We went to see a solicitor who was fantastic and went through every possible scenario, things we'd not thought of, or wanted to...what would happen for instance if something happened to me and our dd, do I want him getting everything, same if something happened to him and our dd, would he still want me to get everything of his!
My will is far more complex, but my boyfriend has just gone for everything being left to me, from decision making to pensions and life insurance.

Are you planning on more dc op?

Oliversmumsarmy · 17/04/2017 12:21

I know more divorced with children mums who never see their exhs let alone get maintenance from them than I do exhs who see their children. Most are off like a shot.

PattyPenguin · 17/04/2017 15:04

OP, have you considered what will happen re next of kin once your parents die or if they become too ill to take on that responsibility?

Also if you intend that your partner should benefit under any life insurance policies or pensions you have, and vice versa, you should check whether your providers will accept an unmarried partner as a beneficiary.

FWIW, I had the devil's own job persuading an insurance company to accept my husband as the beneficiary of my life policy, because I hadn't changed my surname to his.

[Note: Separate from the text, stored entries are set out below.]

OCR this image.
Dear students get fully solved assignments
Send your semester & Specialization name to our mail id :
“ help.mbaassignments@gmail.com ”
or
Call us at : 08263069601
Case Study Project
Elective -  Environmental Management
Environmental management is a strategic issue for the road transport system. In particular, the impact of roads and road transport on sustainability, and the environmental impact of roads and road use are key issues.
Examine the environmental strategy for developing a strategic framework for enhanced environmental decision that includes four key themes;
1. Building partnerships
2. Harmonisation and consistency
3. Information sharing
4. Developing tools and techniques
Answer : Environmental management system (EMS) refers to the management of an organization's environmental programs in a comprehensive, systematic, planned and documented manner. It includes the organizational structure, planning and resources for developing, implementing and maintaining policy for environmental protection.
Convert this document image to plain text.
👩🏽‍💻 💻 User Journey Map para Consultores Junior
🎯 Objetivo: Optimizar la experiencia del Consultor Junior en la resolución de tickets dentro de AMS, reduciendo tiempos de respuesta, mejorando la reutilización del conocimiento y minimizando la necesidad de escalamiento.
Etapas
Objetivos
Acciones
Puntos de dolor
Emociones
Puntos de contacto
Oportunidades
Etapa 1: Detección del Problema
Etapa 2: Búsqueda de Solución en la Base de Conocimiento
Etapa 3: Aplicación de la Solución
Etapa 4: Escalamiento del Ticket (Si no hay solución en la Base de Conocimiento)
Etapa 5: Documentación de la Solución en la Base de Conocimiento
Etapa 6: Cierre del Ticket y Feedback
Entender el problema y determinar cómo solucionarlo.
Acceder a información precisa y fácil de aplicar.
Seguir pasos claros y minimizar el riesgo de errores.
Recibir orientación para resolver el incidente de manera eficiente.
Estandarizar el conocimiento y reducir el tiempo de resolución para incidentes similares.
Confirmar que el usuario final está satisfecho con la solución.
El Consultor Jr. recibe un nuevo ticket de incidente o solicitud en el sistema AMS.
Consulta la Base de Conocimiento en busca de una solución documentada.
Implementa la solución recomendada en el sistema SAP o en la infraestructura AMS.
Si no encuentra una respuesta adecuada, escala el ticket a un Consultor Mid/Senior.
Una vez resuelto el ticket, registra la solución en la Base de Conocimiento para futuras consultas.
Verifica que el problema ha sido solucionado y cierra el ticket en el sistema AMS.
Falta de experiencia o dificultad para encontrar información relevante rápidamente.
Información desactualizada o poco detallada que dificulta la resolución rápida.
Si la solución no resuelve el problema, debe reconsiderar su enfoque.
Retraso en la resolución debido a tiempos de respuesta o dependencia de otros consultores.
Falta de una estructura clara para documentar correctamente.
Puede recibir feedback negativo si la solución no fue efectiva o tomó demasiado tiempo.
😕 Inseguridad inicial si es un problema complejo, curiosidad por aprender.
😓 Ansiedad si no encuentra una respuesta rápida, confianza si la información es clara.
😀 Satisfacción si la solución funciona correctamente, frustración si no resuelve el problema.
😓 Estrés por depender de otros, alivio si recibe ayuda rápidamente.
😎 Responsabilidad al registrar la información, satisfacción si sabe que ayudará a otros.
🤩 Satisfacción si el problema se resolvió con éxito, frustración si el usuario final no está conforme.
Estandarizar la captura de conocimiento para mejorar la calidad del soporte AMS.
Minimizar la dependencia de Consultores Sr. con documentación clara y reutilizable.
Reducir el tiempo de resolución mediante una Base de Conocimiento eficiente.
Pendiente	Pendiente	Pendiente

Oliversmumsarmy · 18/04/2017 05:24

Patty penguin dp is in hospital at the moment and I am down as next of kin

We also have life insurance policies with the other partner as beneficiary. Never had any problems. You can nominated who you like as beneficiary I never even considered there would be a problem

ElisavetaFartsonira · 18/04/2017 16:08

Life insurance policies are normally fine to put down whoever you want, it's when unmarried partners don't list each other that they can run into trouble. You can of course get round this by making sure yours is up to date. People often don't, and people who don't get round to things are often better served by marrying, but it doesn't sound like OP and DP are two of those people.

Agree you'll need to keep reviewing who you want as NOK as your parents get older though OP.